Third, the empirical findings may be used to highlight some deeper issues in legal theory and in law and economics. These deeper issues may be described as follows: 

-        On the issue of limitation periods (the time during which a consumer may raise claims), there is no really satisfactory theory of why such time limits exist at all. The basic question is this: if some years after purchase a consumer can prove that the product was defective when he bought it, why should he or she not, irrespective of the number of years passed, be able to claim remedies? To this question there is no fully convincing answer in the literature; we attempt an answer in a recent working paper, and we wish to explore this idea further.

-         The issue of remedies for defective products, e.g .whether a consumer has the right to have a new product or must accept that the old is repaired, falls into the legal and the law and economics literature on `efficient remedies for breach of contract´.  Using the theoretical apparatus from this literature, we hope to be able to contribute to the question of which remedies are socially optimal in the context of consumer sales.

-        The issue of what constitutes a socially efficient (or reasonable) allocation of the burden of proof has received some but very little attention in the literature, and so has the specific issue of the role of presumptions. In the new law, the rule is that the presumption is with the consumer for the first six months while for the next 18 months the burden of proof lies the consumer with no presumption in his or her favour. The issue we intend to analyze both empirically and theoretically is this: what is the role of such presumptions for the outcome of claims (and what is the implication in terms of social welfare?).

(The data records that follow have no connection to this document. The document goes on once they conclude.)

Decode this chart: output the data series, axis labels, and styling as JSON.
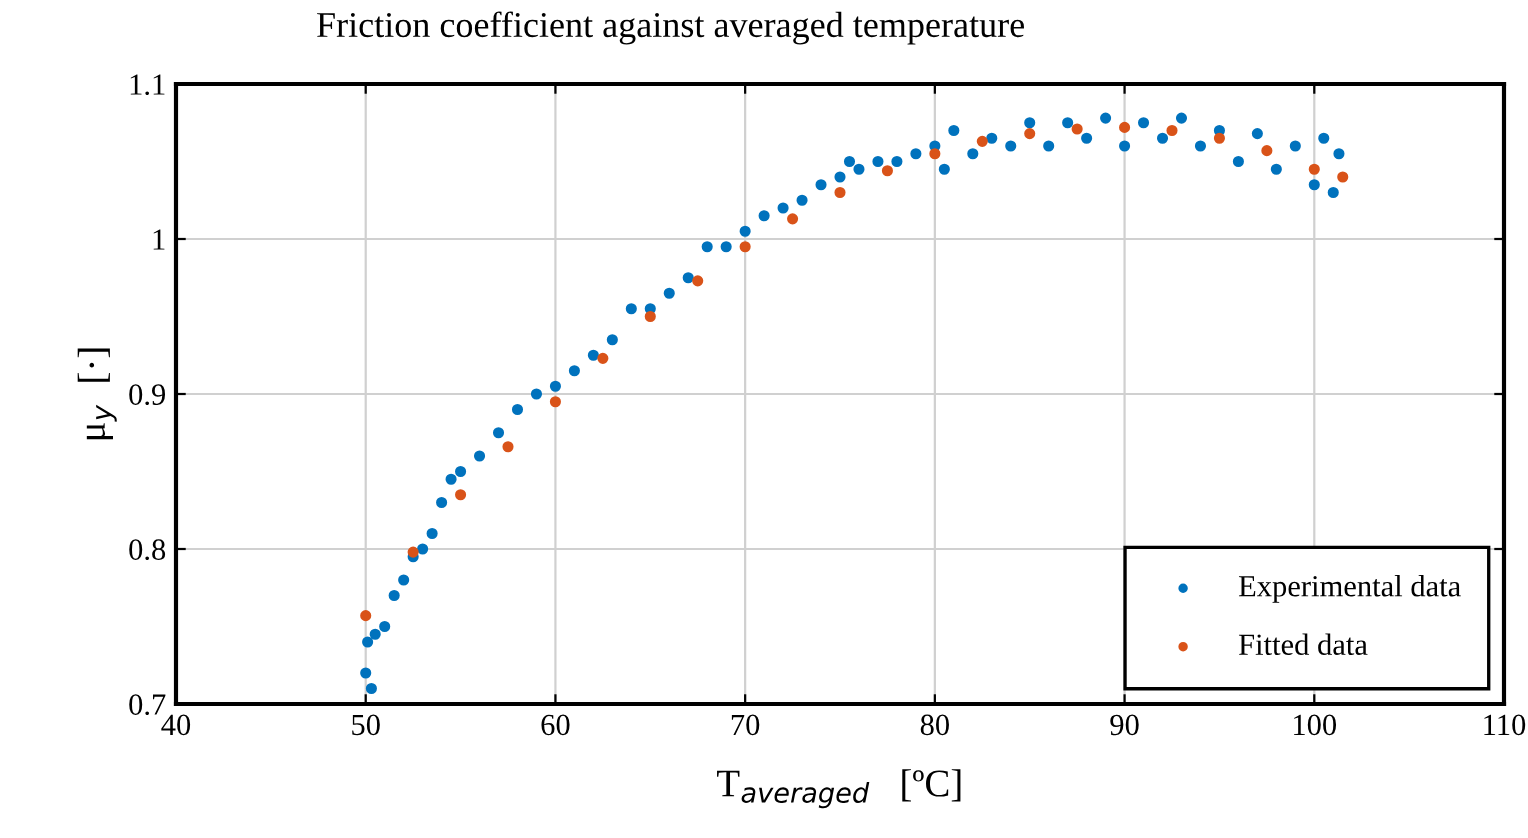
{
  "chart_data": {
    "type": "scatter",
    "title": "Friction coefficient against averaged temperature",
    "xlabel": "T$_{averaged}$   [ºC]",
    "ylabel": "μ$_{y}$  [·]",
    "xlim": [
      40,
      110
    ],
    "xticks": [
      40,
      50,
      60,
      70,
      80,
      90,
      100,
      110
    ],
    "ylim": [
      0.7,
      1.1
    ],
    "yticks": [
      0.7,
      0.8,
      0.9,
      1,
      1.1
    ],
    "grid": true,
    "legend": "bottom right",
    "marker": "circle",
    "series": [
      {
        "name": "Experimental data",
        "color": "#0072bd",
        "x": [
          50.0,
          50.1,
          50.3,
          50.5,
          51,
          51.5,
          52,
          52.5,
          53,
          53.5,
          54,
          54.5,
          55,
          56,
          57,
          58,
          59,
          60,
          61,
          62,
          63,
          64,
          65,
          66,
          67,
          68,
          69,
          70,
          71,
          72,
          73,
          74,
          75,
          75.5,
          76,
          77,
          78,
          79,
          80,
          80.5,
          81,
          82,
          83,
          84,
          85,
          86,
          87,
          88,
          89,
          90,
          91,
          92,
          93,
          94,
          95,
          96,
          97,
          98,
          99,
          100,
          100.5,
          101,
          101.3
        ],
        "values": [
          0.72,
          0.74,
          0.71,
          0.745,
          0.75,
          0.77,
          0.78,
          0.795,
          0.8,
          0.81,
          0.83,
          0.845,
          0.85,
          0.86,
          0.875,
          0.89,
          0.9,
          0.905,
          0.915,
          0.925,
          0.935,
          0.955,
          0.955,
          0.965,
          0.975,
          0.995,
          0.995,
          1.005,
          1.015,
          1.02,
          1.025,
          1.035,
          1.04,
          1.05,
          1.045,
          1.05,
          1.05,
          1.055,
          1.06,
          1.045,
          1.07,
          1.055,
          1.065,
          1.06,
          1.075,
          1.06,
          1.075,
          1.065,
          1.078,
          1.06,
          1.075,
          1.065,
          1.078,
          1.06,
          1.07,
          1.05,
          1.068,
          1.045,
          1.06,
          1.035,
          1.065,
          1.03,
          1.055
        ]
      },
      {
        "name": "Fitted data",
        "color": "#d95319",
        "x": [
          50,
          52.5,
          55,
          57.5,
          60,
          62.5,
          65,
          67.5,
          70,
          72.5,
          75,
          77.5,
          80,
          82.5,
          85,
          87.5,
          90,
          92.5,
          95,
          97.5,
          100,
          101.5
        ],
        "values": [
          0.757,
          0.798,
          0.835,
          0.866,
          0.895,
          0.923,
          0.95,
          0.973,
          0.995,
          1.013,
          1.03,
          1.044,
          1.055,
          1.063,
          1.068,
          1.071,
          1.072,
          1.07,
          1.065,
          1.057,
          1.045,
          1.04
        ]
      }
    ]
  }
}
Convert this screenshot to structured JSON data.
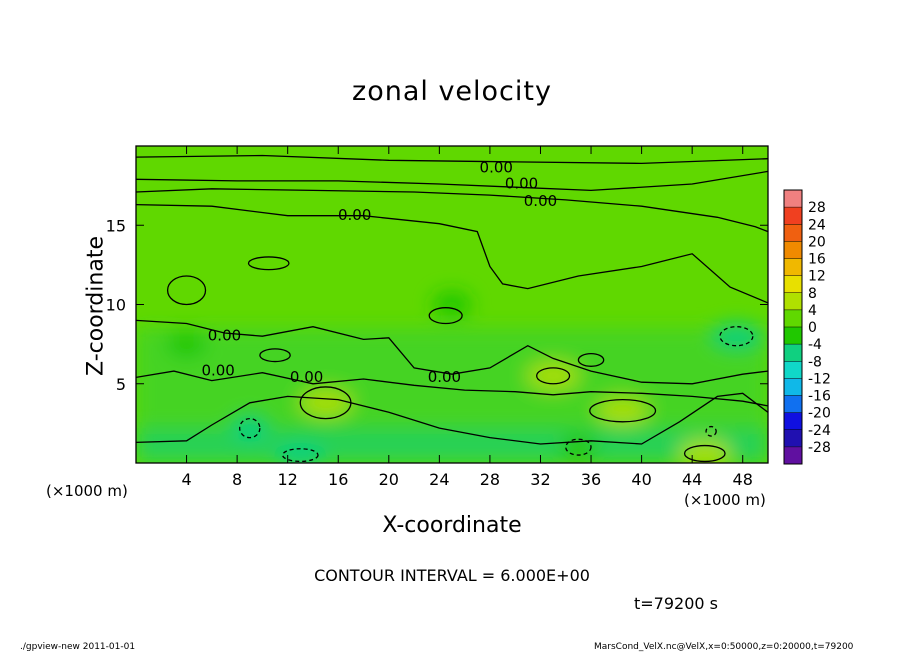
{
  "title": "zonal velocity",
  "footer": {
    "left": "./gpview-new   2011-01-01",
    "right": "MarsCond_VelX.nc@VelX,x=0:50000,z=0:20000,t=79200"
  },
  "annotations": {
    "contour_interval": "CONTOUR INTERVAL = 6.000E+00",
    "time": "t=79200 s",
    "x_unit_left": "(×1000 m)",
    "x_unit_right": "(×1000 m)"
  },
  "chart_data": {
    "type": "heatmap",
    "title": "zonal velocity",
    "xlabel": "X-coordinate",
    "ylabel": "Z-coordinate",
    "xunit": "(×1000 m)",
    "xlim": [
      0,
      50
    ],
    "ylim": [
      0,
      20
    ],
    "xticks": [
      4,
      8,
      12,
      16,
      20,
      24,
      28,
      32,
      36,
      40,
      44,
      48
    ],
    "yticks": [
      5,
      10,
      15
    ],
    "colorbar": {
      "labels": [
        "28",
        "24",
        "20",
        "16",
        "12",
        "8",
        "4",
        "0",
        "-4",
        "-8",
        "-12",
        "-16",
        "-20",
        "-24",
        "-28"
      ],
      "colors": [
        "#f08080",
        "#f04020",
        "#f06010",
        "#f08a00",
        "#f0b800",
        "#e8e000",
        "#b0e000",
        "#60d800",
        "#20c800",
        "#10d080",
        "#10d8c8",
        "#10b8e8",
        "#1070f0",
        "#1010e0",
        "#2010b0",
        "#6010a0"
      ]
    },
    "contour_interval": 6.0,
    "contour_labels": [
      "0.00",
      "0.00",
      "0.00",
      "0.00",
      "0.00",
      "0.00",
      "0.00",
      "0.00"
    ],
    "regions": [
      {
        "x": 15,
        "z": 3.8,
        "value": 6
      },
      {
        "x": 38.5,
        "z": 3.3,
        "value": 8
      },
      {
        "x": 33,
        "z": 5.5,
        "value": 5
      },
      {
        "x": 45,
        "z": 0.6,
        "value": 7
      },
      {
        "x": 13,
        "z": 0.5,
        "value": -5
      },
      {
        "x": 9,
        "z": 2.2,
        "value": -4
      },
      {
        "x": 35,
        "z": 1.0,
        "value": -3
      },
      {
        "x": 47.5,
        "z": 8.0,
        "value": -5
      },
      {
        "x": 4,
        "z": 7.5,
        "value": -2
      },
      {
        "x": 25,
        "z": 10,
        "value": 0
      }
    ]
  }
}
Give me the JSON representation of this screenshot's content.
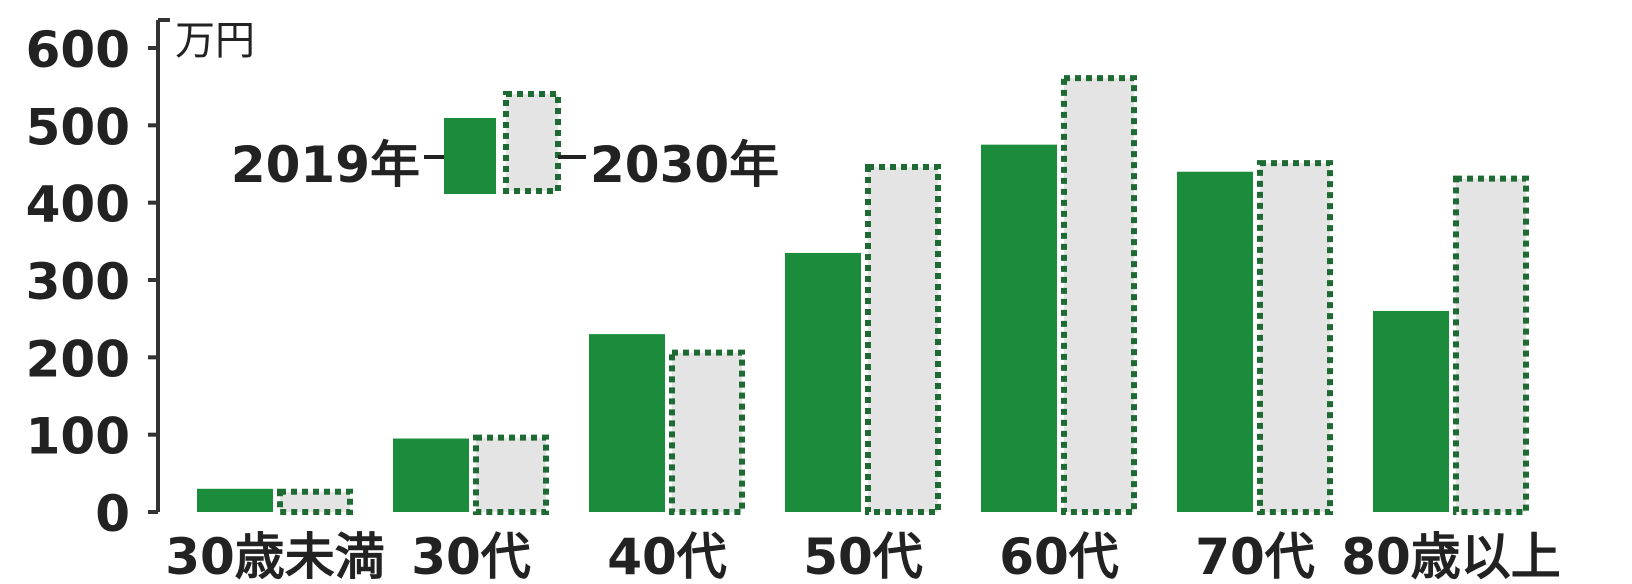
{
  "chart_data": {
    "type": "bar",
    "unit": "万円",
    "categories": [
      "30歳未満",
      "30代",
      "40代",
      "50代",
      "60代",
      "70代",
      "80歳以上"
    ],
    "series": [
      {
        "name": "2019年",
        "values": [
          30,
          95,
          230,
          335,
          475,
          440,
          260
        ],
        "color": "#1a8c3c"
      },
      {
        "name": "2030年",
        "values": [
          30,
          100,
          210,
          450,
          565,
          455,
          435
        ],
        "color": "#e4e4e4",
        "border": "#1d6b33"
      }
    ],
    "yticks": [
      0,
      100,
      200,
      300,
      400,
      500,
      600
    ],
    "ylim": [
      0,
      600
    ],
    "legend_position": "top-left"
  }
}
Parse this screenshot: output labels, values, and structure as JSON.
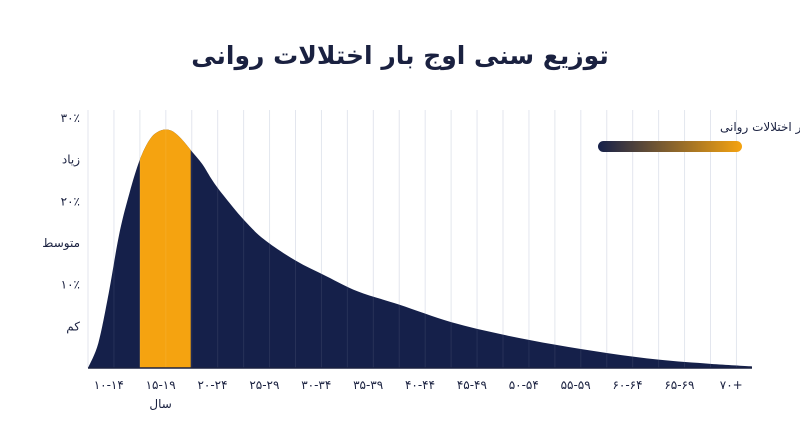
{
  "chart_data": {
    "type": "area",
    "title": "توزیع سنی اوج بار اختلالات روانی",
    "x_categories": [
      "10-14",
      "15-19",
      "20-24",
      "25-29",
      "30-34",
      "35-39",
      "40-44",
      "45-49",
      "50-54",
      "55-59",
      "60-64",
      "65-69",
      "70+"
    ],
    "x_tick_labels": [
      "۱۰-۱۴",
      "۱۵-۱۹",
      "۲۰-۲۴",
      "۲۵-۲۹",
      "۳۰-۳۴",
      "۳۵-۳۹",
      "۴۰-۴۴",
      "۴۵-۴۹",
      "۵۰-۵۴",
      "۵۵-۵۹",
      "۶۰-۶۴",
      "۶۵-۶۹",
      "۷۰+"
    ],
    "xlabel": "سال",
    "y_tick_labels": [
      {
        "value": 30,
        "label": "۳۰٪"
      },
      {
        "value": 25,
        "label": "زیاد"
      },
      {
        "value": 20,
        "label": "۲۰٪"
      },
      {
        "value": 15,
        "label": "متوسط"
      },
      {
        "value": 10,
        "label": "۱۰٪"
      },
      {
        "value": 5,
        "label": "کم"
      }
    ],
    "ylim": [
      0,
      30
    ],
    "series": [
      {
        "name": "بار اختلالات روانی",
        "x": [
          10,
          11,
          12,
          13,
          14,
          15,
          16,
          17,
          18,
          19,
          20,
          21,
          22,
          23,
          25,
          27,
          30,
          33,
          36,
          40,
          45,
          50,
          55,
          60,
          65,
          70,
          74
        ],
        "values": [
          0,
          3,
          9,
          16,
          21,
          25,
          27.5,
          28.5,
          28.5,
          27.5,
          26,
          24.5,
          22.5,
          20.8,
          17.8,
          15.4,
          12.9,
          11,
          9.2,
          7.6,
          5.5,
          4,
          2.8,
          1.8,
          1,
          0.5,
          0.2
        ]
      }
    ],
    "highlight": {
      "category": "15-19",
      "x_range": [
        15,
        19.9
      ]
    },
    "colors": {
      "area": "#15204a",
      "highlight": "#f5a310",
      "legend_gradient": [
        "#15204a",
        "#f5a310"
      ],
      "grid": "#e3e6ee",
      "text": "#1a2140"
    },
    "grid": true,
    "legend_position": "top-right"
  }
}
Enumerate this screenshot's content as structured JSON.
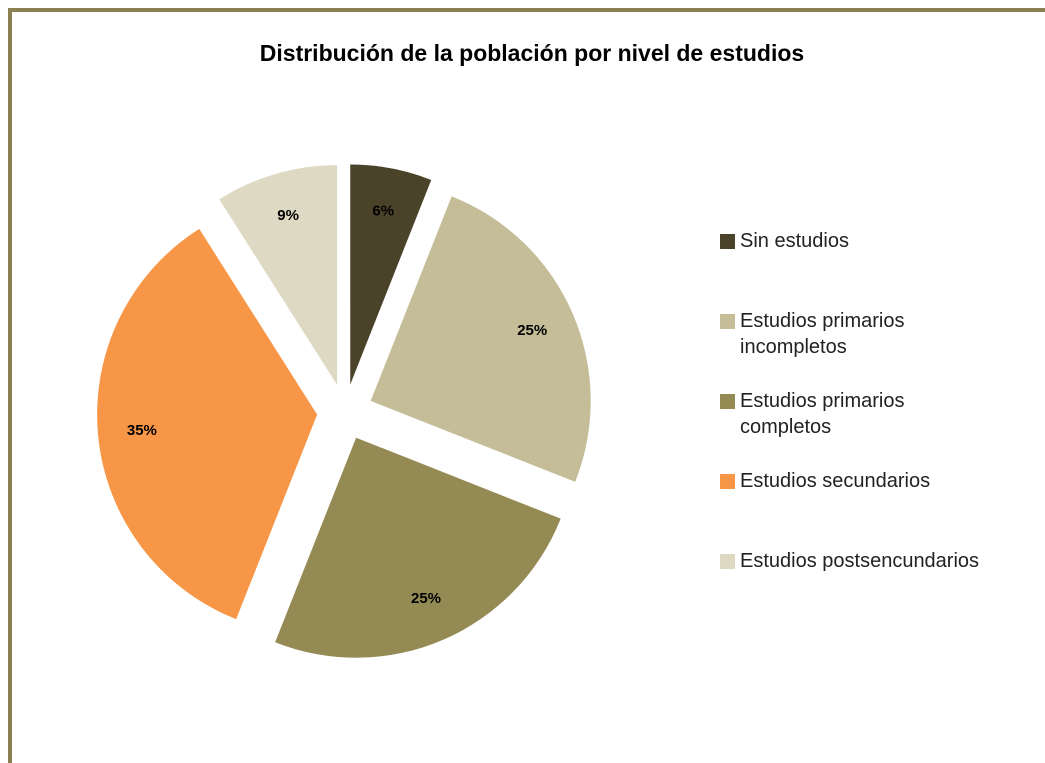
{
  "chart_data": {
    "type": "pie",
    "title": "Distribución de la población por nivel de estudios",
    "categories": [
      "Sin estudios",
      "Estudios primarios incompletos",
      "Estudios primarios completos",
      "Estudios secundarios",
      "Estudios postsencundarios"
    ],
    "values": [
      6,
      25,
      25,
      35,
      9
    ],
    "value_labels": [
      "6%",
      "25%",
      "25%",
      "35%",
      "9%"
    ],
    "colors": [
      "#4a4229",
      "#c4bd97",
      "#948a54",
      "#f79646",
      "#ddd9c3"
    ],
    "legend": "right"
  }
}
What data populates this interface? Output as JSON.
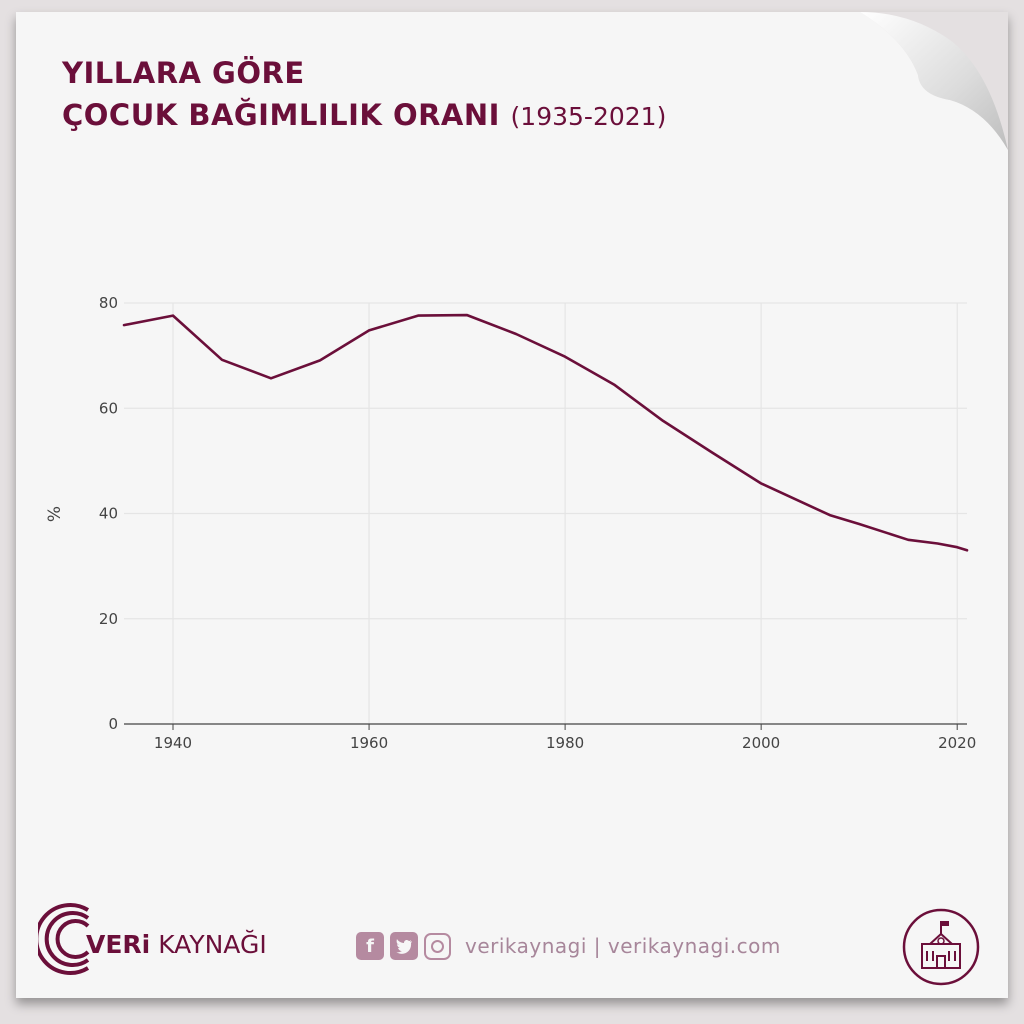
{
  "title": {
    "line1": "YILLARA GÖRE",
    "line2": "ÇOCUK BAĞIMLILIK ORANI",
    "subtitle": "(1935-2021)"
  },
  "colors": {
    "accent": "#6b0f3a",
    "line": "#6b0f3a",
    "social": "#b58aa0",
    "grid": "#e5e5e5"
  },
  "chart_data": {
    "type": "line",
    "title": "YILLARA GÖRE ÇOCUK BAĞIMLILIK ORANI (1935-2021)",
    "xlabel": "",
    "ylabel": "%",
    "xlim": [
      1935,
      2021
    ],
    "ylim": [
      0,
      80
    ],
    "xticks": [
      1940,
      1960,
      1980,
      2000,
      2020
    ],
    "yticks": [
      0,
      20,
      40,
      60,
      80
    ],
    "grid": true,
    "x": [
      1935,
      1940,
      1945,
      1950,
      1955,
      1960,
      1965,
      1970,
      1975,
      1980,
      1985,
      1990,
      1995,
      2000,
      2007,
      2010,
      2015,
      2018,
      2020,
      2021
    ],
    "y": [
      75.8,
      77.6,
      69.2,
      65.7,
      69.1,
      74.8,
      77.6,
      77.7,
      74.1,
      69.8,
      64.5,
      57.6,
      51.6,
      45.7,
      39.7,
      38.0,
      35.0,
      34.3,
      33.6,
      33.0
    ]
  },
  "footer": {
    "brand_bold": "VERi",
    "brand_light": "KAYNAĞI",
    "social_text": "verikaynagi | verikaynagi.com",
    "icons": [
      "facebook-icon",
      "twitter-icon",
      "instagram-icon",
      "school-building-icon"
    ]
  }
}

Efficiency and Value Effects of Accounting and Auditing Rules

Clas Wihlborg in cooperation with researchers at the University of Rome, Tor Vergata, the University of Göteborg, and the India Development Foundation:

New EU-wide accounting standards are being implemented and the Sarbanes-Oxley Act in the USA sets new standards for auditing after recent scandals in the USA and Europe. In one part of the project, auditing standards in a number of countries are compared across countries and over time. The impact on corporate performance is analyzed. In another part of the project, objective of accounting rules in different legal and financial systems are analyzed theoretically and empirically.